We also observed in the present study that pleural fluids positive by the combined FISH and cytology analysis correlated with pleural invasion. These data suggest that there is a higher yield of malignant cells in the pleural fluid after the pleura is invaded by tumor. This is in agreement with recent studies performed using pleural lavages during pulmonary resections which have shown increased detection of positive pleural lavage cytology when there is parietal pleura invasion by malignancy . Combined cytology and FISH analysis were also more accurate in discerning exudative samples from patients with a primary malignancy. In general, exudative malignant pleural effusions have higher cell counts, lower glucose and pH levels, and are cytologically positive. But these criteria are far from absolute , and in our dataset, cytologic analysis only detected 57% of exudative pleural fluids from patients with a known primary malignancy compared with 64% for FISH alone and 79% for the chromosome and cytology assays combined.

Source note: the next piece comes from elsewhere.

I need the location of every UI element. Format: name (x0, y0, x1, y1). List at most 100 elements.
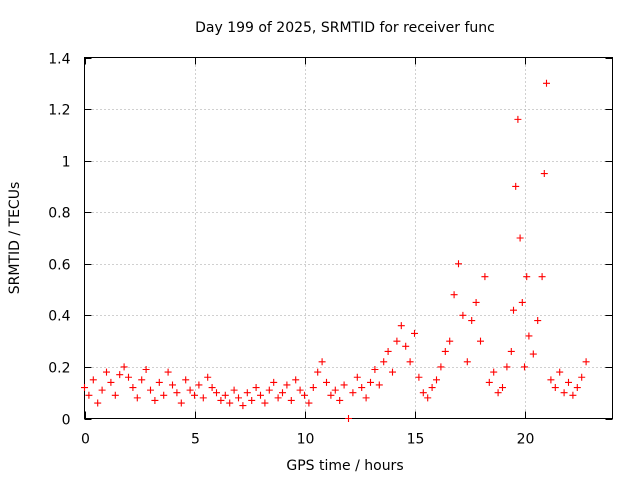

Limitations of the present study include the small cohort size that precludes detailed analysis of specific tumor subtypes. Only descriptive, observational conclusions about the FISH analyses in patients with NSCLC and breast cancer can be made. Second, only FISH technology with 3 probes were used in this study. The patients mainly came from Chinese north areas. Therefore, it is need more study in a large patient group and varieties areas in China in order to figure out specific chromosome anomalies to specific tumors in large population. Finally, the patients with benign disease in this study only had 6 months of longitudinal follow-up to determine if they remained cancer free. That is usually insufficient time to allow preneoplastic events to progress to clinically detectable cancer. Despite our ability to detect tumour-associated aneuploidy in pleural fluid, the sensitivity of this assay would most likely be enhanced by designing separate chromosome panels for tumors originating from specific organs. Chromosome profiles of tumors from different organs do seem to be distinct [26, 27], but more validity studies are necessary before these profiles can be optimized for routine clinical diagnostic use. Improving the diagnostic performance of any test has the potential to alter medical practice, even if, as in this case, it simply means eliminating the need for repeated thoracentesis or other invasive procedures to secure the diagnosis of metastatic disease in a patient with a know primary tumor. Although a more sensitive test to diagnose patients earlier may have limited clinical value in extending survival in patients with metastatic disease, this assay may have important diagnostic implications particularly in patients who have unilateral pleural effusions as their principal presenting clinical sign. It is conceivable that chromosome profiles of the pleural fluid could also be used to identify the site of origin of the metastatic malignant cells in the chest. But this technology requires much validation before it becomes clinically widespread.